Manuel war zusammen mit Blanca nach Santiago gereist, um sich von Dr. Puga untersuchen zu lassen. So lange kam Juanito Corrales zu mir ins Haus, weil wir endlich den vierten Band von Harry Potter fertig lesen wollten. Mein Bruch mit Daniel, oder besser seiner mit mir, lag schon über eine Woche zurück, ich lief aber noch immer verheult herum, fühlte mich wie ein geprügelter Hund, ging allerdings wieder zur Arbeit. Es waren die letzten Wochen vor den Sommerferien, da konnte ich nicht fehlen.

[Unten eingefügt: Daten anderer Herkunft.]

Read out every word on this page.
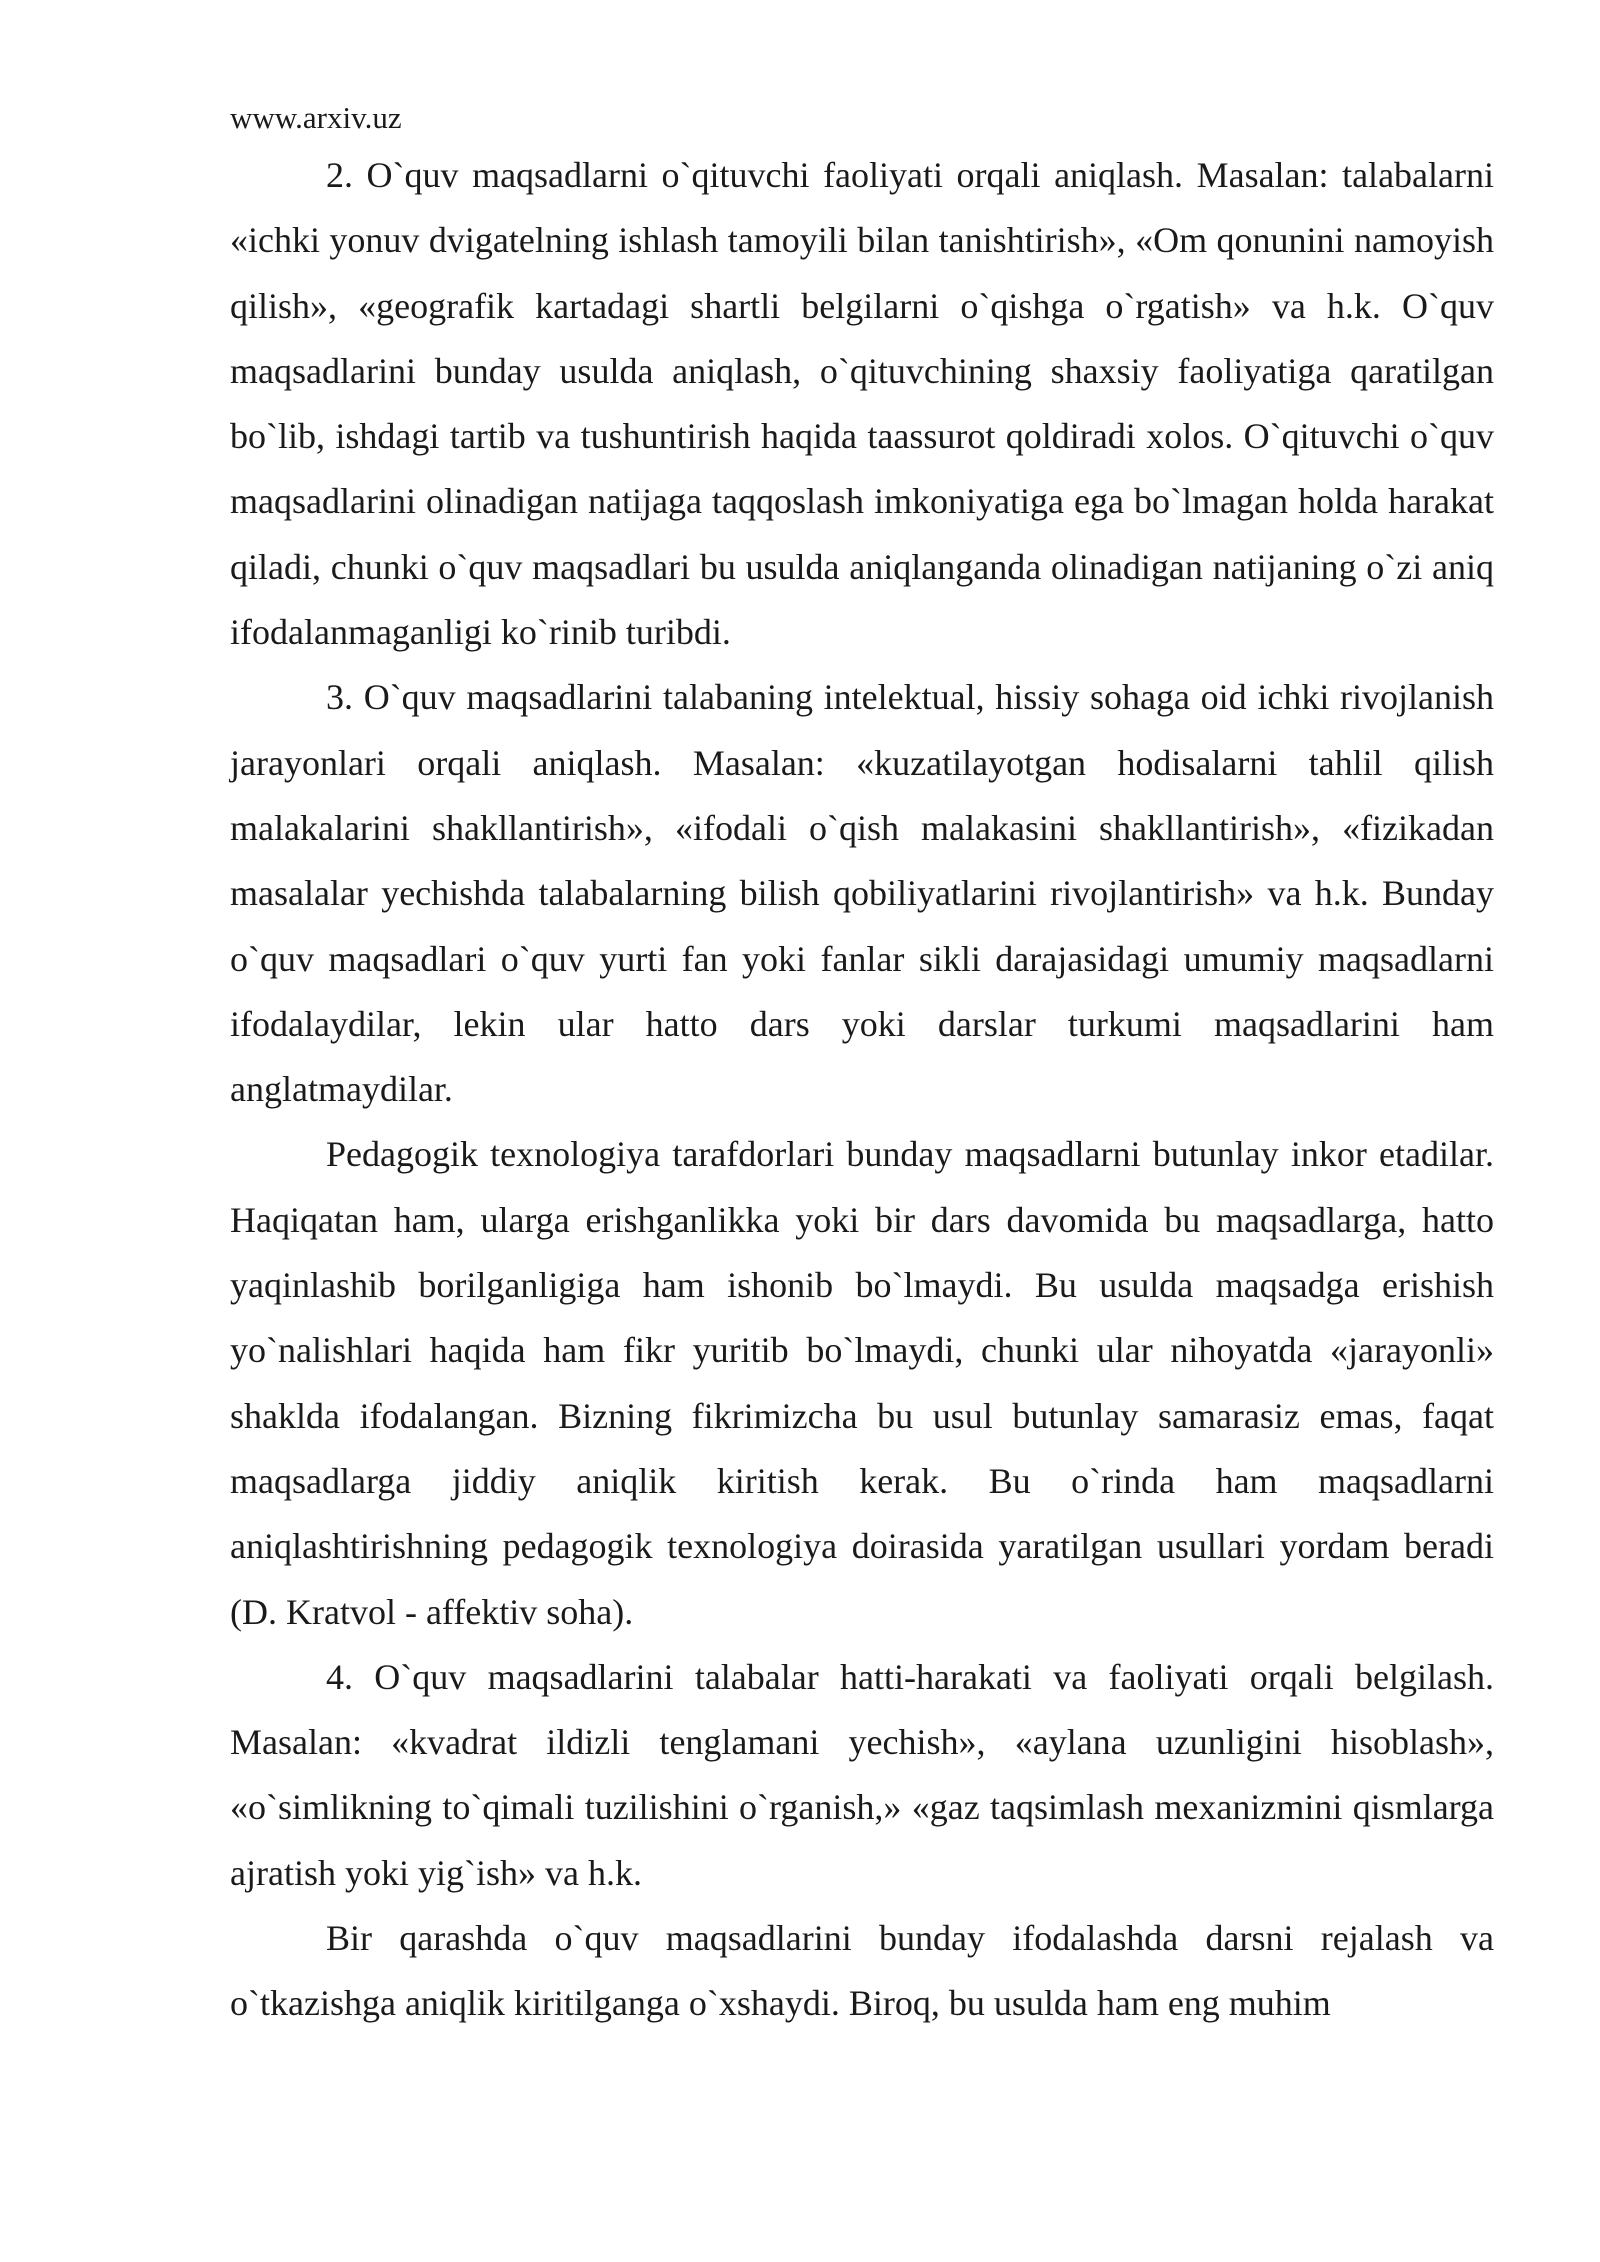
www.arxiv.uz

2. O`quv maqsadlarni o`qituvchi faoliyati orqali aniqlash. Masalan: talabalarni «ichki yonuv dvigatelning ishlash tamoyili bilan tanishtirish», «Om qonunini namoyish qilish», «geografik kartadagi shartli belgilarni o`qishga o`rgatish» va h.k. O`quv maqsadlarini bunday usulda aniqlash, o`qituvchining shaxsiy faoliyatiga qaratilgan bo`lib, ishdagi tartib va tushuntirish haqida taassurot qoldiradi xolos. O`qituvchi o`quv maqsadlarini olinadigan natijaga taqqoslash imkoniyatiga ega bo`lmagan holda harakat qiladi, chunki o`quv maqsadlari bu usulda aniqlanganda olinadigan natijaning o`zi aniq ifodalanmaganligi ko`rinib turibdi.

3. O`quv maqsadlarini talabaning intelektual, hissiy sohaga oid ichki rivojlanish jarayonlari orqali aniqlash. Masalan: «kuzatilayotgan hodisalarni tahlil qilish malakalarini shakllantirish», «ifodali o`qish malakasini shakllantirish», «fizikadan masalalar yechishda talabalarning bilish qobiliyatlarini rivojlantirish» va h.k. Bunday o`quv maqsadlari o`quv yurti fan yoki fanlar sikli darajasidagi umumiy maqsadlarni ifodalaydilar, lekin ular hatto dars yoki darslar turkumi maqsadlarini ham anglatmaydilar.

Pedagogik texnologiya tarafdorlari bunday maqsadlarni butunlay inkor etadilar. Haqiqatan ham, ularga erishganlikka yoki bir dars davomida bu maqsadlarga, hatto yaqinlashib borilganligiga ham ishonib bo`lmaydi. Bu usulda maqsadga erishish yo`nalishlari haqida ham fikr yuritib bo`lmaydi, chunki ular nihoyatda «jarayonli» shaklda ifodalangan. Bizning fikrimizcha bu usul butunlay samarasiz emas, faqat maqsadlarga jiddiy aniqlik kiritish kerak. Bu o`rinda ham maqsadlarni aniqlashtirishning pedagogik texnologiya doirasida yaratilgan usullari yordam beradi (D. Kratvol - affektiv soha).

4. O`quv maqsadlarini talabalar hatti-harakati va faoliyati orqali belgilash. Masalan: «kvadrat ildizli tenglamani yechish», «aylana uzunligini hisoblash», «o`simlikning to`qimali tuzilishini o`rganish,» «gaz taqsimlash mexanizmini qismlarga ajratish yoki yig`ish» va h.k.

Bir qarashda o`quv maqsadlarini bunday ifodalashda darsni rejalash va o`tkazishga aniqlik kiritilganga o`xshaydi. Biroq, bu usulda ham eng muhim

Am Donnerstag, dem 3. Dezember, machte ich mich mit Juanito zu Doña Lucinda auf, um Wolle zu kaufen, weil ich für Manuel einen meiner schlimmen Schals stricken wollte, was das mindeste ist, was ich für ihn tun kann. Zum Abwiegen packte ich unsere Waage ein, die von meiner Zerstörungswut verschont geblieben ist, denn an der von Doña Lucinda sind die Zahlen unter den Rußschichten der Jahre nicht mehr zu lesen, und um ihr den Tag zu versüßen, nahm ich ihr einen Birnenkuchen mit, der nicht aufgegangen war, ihr aber dennoch schmecken würde. Ihre Haustür hat sich durch das Erdbeben 1960 verklemmt, und seither geht man hinten herum ins Haus, über den Hof, wo ihre Marihuanapflanzen wachsen, der Herd und die Blecheimer zum Färben der Wolle stehen, ein paar Hühner herumlaufen, die Kaninchen in ihren Ställen hocken und zwei Ziegen wohnen, die ursprünglich Milch für Käse gaben, inzwischen aber einen Ruhestand ohne Verpflichtungen genießen. Fákin kam in seinem seitlichen Trott hinter uns her, hielt schnüffelnd die Nase in den Wind, wusste deshalb, schon ehe wir das Haus betraten, was geschehen war, und begann eindringlich zu jaulen. Rasch schlossen sich ihm die Hunde ringsum an, erzählten sich die Nachricht weiter, und im Nu jaulte die gesamte Insel.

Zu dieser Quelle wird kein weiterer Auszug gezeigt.